Fueling AI-driven discovery
Beyond materials discovery, the platform helps address a growing challenge in AI-driven science: the need for large high-quality datasets built from real-world experiments. AI systems are only as powerful as the datasets used to train them. While scientists increasingly can automate materials synthesis, rapidly collecting meaningful information about how those materials behave has remained a major bottleneck. The megalibrary could help overcome that challenge.
By rapidly generating and screening vast numbers of materials, the platform can produce massive datasets linking chemistry to performance.
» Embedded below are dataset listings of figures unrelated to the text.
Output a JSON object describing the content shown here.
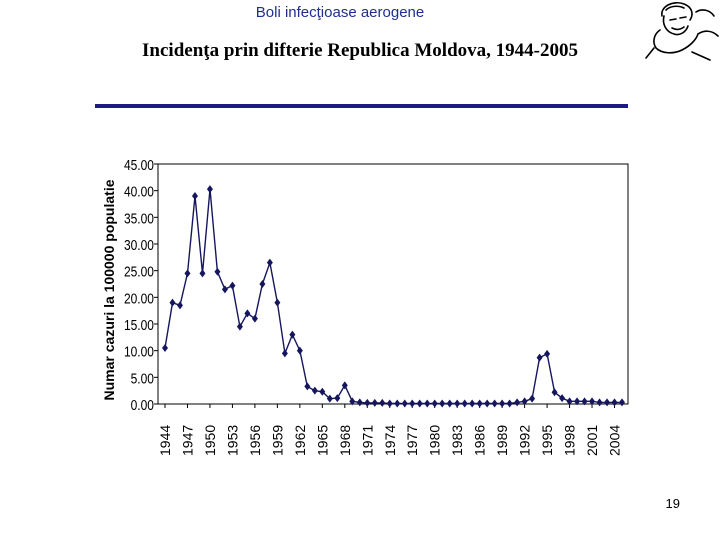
{
  "header": {
    "title": "Boli infecţioase aerogene"
  },
  "slide": {
    "title": "Incidenţa prin difterie Republica Moldova, 1944-2005",
    "page_number": "19"
  },
  "colors": {
    "header_text": "#1f2f8f",
    "rule": "#1a1a80",
    "series": "#16165e"
  },
  "chart_data": {
    "type": "line",
    "title": "",
    "xlabel": "",
    "ylabel": "Numar cazuri la 100000 populatie",
    "ylim": [
      0,
      45
    ],
    "yticks": [
      "0.00",
      "5.00",
      "10.00",
      "15.00",
      "20.00",
      "25.00",
      "30.00",
      "35.00",
      "40.00",
      "45.00"
    ],
    "xticks": [
      "1944",
      "1947",
      "1950",
      "1953",
      "1956",
      "1959",
      "1962",
      "1965",
      "1968",
      "1971",
      "1974",
      "1977",
      "1980",
      "1983",
      "1986",
      "1989",
      "1992",
      "1995",
      "1998",
      "2001",
      "2004"
    ],
    "x": [
      1944,
      1945,
      1946,
      1947,
      1948,
      1949,
      1950,
      1951,
      1952,
      1953,
      1954,
      1955,
      1956,
      1957,
      1958,
      1959,
      1960,
      1961,
      1962,
      1963,
      1964,
      1965,
      1966,
      1967,
      1968,
      1969,
      1970,
      1971,
      1972,
      1973,
      1974,
      1975,
      1976,
      1977,
      1978,
      1979,
      1980,
      1981,
      1982,
      1983,
      1984,
      1985,
      1986,
      1987,
      1988,
      1989,
      1990,
      1991,
      1992,
      1993,
      1994,
      1995,
      1996,
      1997,
      1998,
      1999,
      2000,
      2001,
      2002,
      2003,
      2004,
      2005
    ],
    "series": [
      {
        "name": "Incidenta difterie",
        "values": [
          10.5,
          19,
          18.5,
          24.5,
          39,
          24.5,
          40.3,
          24.8,
          21.5,
          22.2,
          14.5,
          17,
          16,
          22.5,
          26.5,
          19,
          9.5,
          13,
          10,
          3.3,
          2.5,
          2.3,
          1,
          1.1,
          3.5,
          0.5,
          0.3,
          0.2,
          0.2,
          0.2,
          0.1,
          0.1,
          0.1,
          0.1,
          0.1,
          0.1,
          0.1,
          0.1,
          0.1,
          0.1,
          0.1,
          0.1,
          0.1,
          0.1,
          0.1,
          0.1,
          0.1,
          0.3,
          0.5,
          1,
          8.7,
          9.4,
          2.2,
          1.1,
          0.5,
          0.5,
          0.5,
          0.5,
          0.3,
          0.3,
          0.3,
          0.3
        ]
      }
    ]
  }
}
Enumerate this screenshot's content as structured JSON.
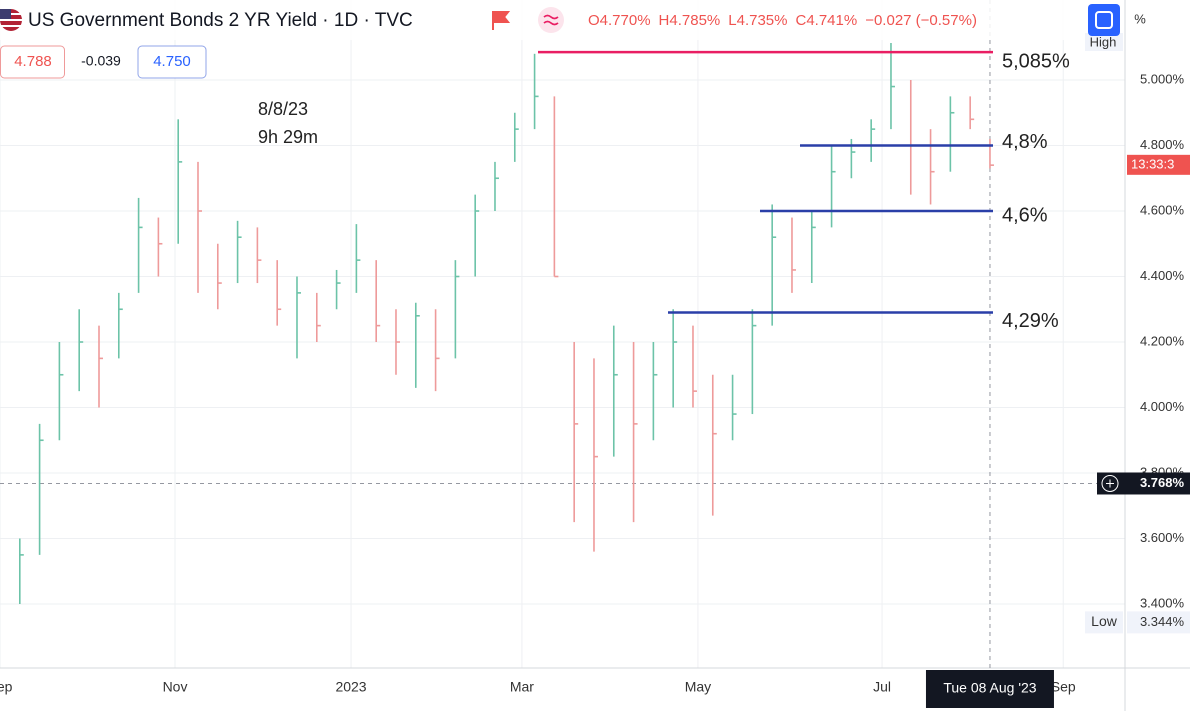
{
  "header": {
    "title": "US Government Bonds 2 YR Yield · 1D · TVC",
    "ohlc": [
      "O4.770%",
      "H4.785%",
      "L4.735%",
      "C4.741%",
      "−0.027 (−0.57%)"
    ],
    "sell": "4.788",
    "spread": "-0.039",
    "buy": "4.750",
    "percent_toggle": "%"
  },
  "chart_data": {
    "type": "ohlc",
    "annotation": [
      "8/8/23",
      "9h 29m"
    ],
    "close": [
      3.55,
      3.9,
      4.1,
      4.2,
      4.15,
      4.3,
      4.55,
      4.5,
      4.75,
      4.6,
      4.38,
      4.52,
      4.45,
      4.3,
      4.35,
      4.25,
      4.38,
      4.45,
      4.25,
      4.2,
      4.28,
      4.15,
      4.4,
      4.6,
      4.7,
      4.85,
      4.95,
      4.4,
      3.95,
      3.85,
      4.1,
      3.95,
      4.1,
      4.2,
      4.05,
      3.92,
      3.98,
      4.25,
      4.52,
      4.42,
      4.55,
      4.72,
      4.78,
      4.85,
      4.98,
      4.8,
      4.72,
      4.9,
      4.88,
      4.74
    ],
    "high": [
      3.6,
      3.95,
      4.2,
      4.3,
      4.25,
      4.35,
      4.64,
      4.58,
      4.88,
      4.75,
      4.5,
      4.57,
      4.55,
      4.45,
      4.4,
      4.35,
      4.42,
      4.56,
      4.45,
      4.3,
      4.32,
      4.3,
      4.45,
      4.65,
      4.75,
      4.9,
      5.08,
      4.95,
      4.2,
      4.15,
      4.25,
      4.2,
      4.2,
      4.3,
      4.25,
      4.1,
      4.1,
      4.3,
      4.62,
      4.58,
      4.6,
      4.8,
      4.82,
      4.88,
      5.113,
      5.0,
      4.85,
      4.95,
      4.95,
      4.82
    ],
    "low": [
      3.4,
      3.55,
      3.9,
      4.05,
      4.0,
      4.15,
      4.35,
      4.4,
      4.5,
      4.35,
      4.3,
      4.38,
      4.38,
      4.25,
      4.15,
      4.2,
      4.3,
      4.35,
      4.2,
      4.1,
      4.06,
      4.05,
      4.15,
      4.4,
      4.6,
      4.75,
      4.85,
      4.4,
      3.65,
      3.56,
      3.85,
      3.65,
      3.9,
      4.0,
      4.0,
      3.67,
      3.9,
      3.98,
      4.25,
      4.35,
      4.38,
      4.55,
      4.7,
      4.75,
      4.85,
      4.65,
      4.62,
      4.72,
      4.85,
      4.73
    ],
    "up_color": "#6cc3a8",
    "down_color": "#ee9a9a",
    "xlim": [
      0,
      56.82
    ],
    "xticks": [
      {
        "value": 0,
        "label": "Sep"
      },
      {
        "value": 8.84,
        "label": "Nov"
      },
      {
        "value": 17.73,
        "label": "2023"
      },
      {
        "value": 26.36,
        "label": "Mar"
      },
      {
        "value": 35.25,
        "label": "May"
      },
      {
        "value": 44.55,
        "label": "Jul"
      },
      {
        "value": 53.7,
        "label": "Sep"
      }
    ],
    "ylim": [
      3.2046,
      5.2443
    ],
    "yticks": [
      {
        "value": 3.4,
        "label": "3.400%"
      },
      {
        "value": 3.6,
        "label": "3.600%"
      },
      {
        "value": 3.8,
        "label": "3.800%"
      },
      {
        "value": 4.0,
        "label": "4.000%"
      },
      {
        "value": 4.2,
        "label": "4.200%"
      },
      {
        "value": 4.4,
        "label": "4.400%"
      },
      {
        "value": 4.6,
        "label": "4.600%"
      },
      {
        "value": 4.8,
        "label": "4.800%"
      },
      {
        "value": 5.0,
        "label": "5.000%"
      }
    ],
    "grid": true,
    "hlines": [
      {
        "value": 5.085,
        "label": "5,085%",
        "color": "#e91e63"
      },
      {
        "value": 4.8,
        "label": "4,8%",
        "color": "#2a3fa8"
      },
      {
        "value": 4.6,
        "label": "4,6%",
        "color": "#2a3fa8"
      },
      {
        "value": 4.29,
        "label": "4,29%",
        "color": "#2a3fa8"
      }
    ],
    "high_label": "High",
    "low_marker": {
      "name": "Low",
      "value": 3.344,
      "label": "3.344%"
    },
    "last": {
      "value": 4.741,
      "countdown": "13:33:3"
    },
    "crosshair": {
      "value": 3.768,
      "label": "3.768%",
      "x": 50,
      "date": "Tue 08 Aug '23"
    }
  }
}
Machine-learning algorithms need this type of structured information to identify hidden patterns, predict promising candidates and accelerate the future of discovery.
“We’ve developed a screening capability that allows researchers to look at literally a million different materials, generating a million data points,” said the study’s co-first author Jun Li, a former Northwestern postdoctoral fellow who is now an assistant professor of mechanical engineering at the University of Colorado Boulder. “We can use that data to train algorithms.”
Mirkin envisions extending the megalibrary approach across many types of materials and properties, helping build the data infrastructure for the next era of AI-assisted materials design.
“We’ve found materials for piezoelectrics, catalysis and photocatalysis, and we’re going to continue discovering materials across the board,” Mirkin said. “We’re going to repeat this process to find materials for batteries, for fusion, for optics. Our world depends on new materials, and we’ve only explored a tiny fraction of materials possibilities so far.”
Science Advances
High entropy 1D halide perovskite piezoelectrics discovered by megalibrary synthesis and rapid nonlinear optical screening
22-May-2026
Mirkin has financial interests in and affiliations with Mattiq, Inc. Northwestern University has financial interests (e.g., royalties) in Mattiq, Inc.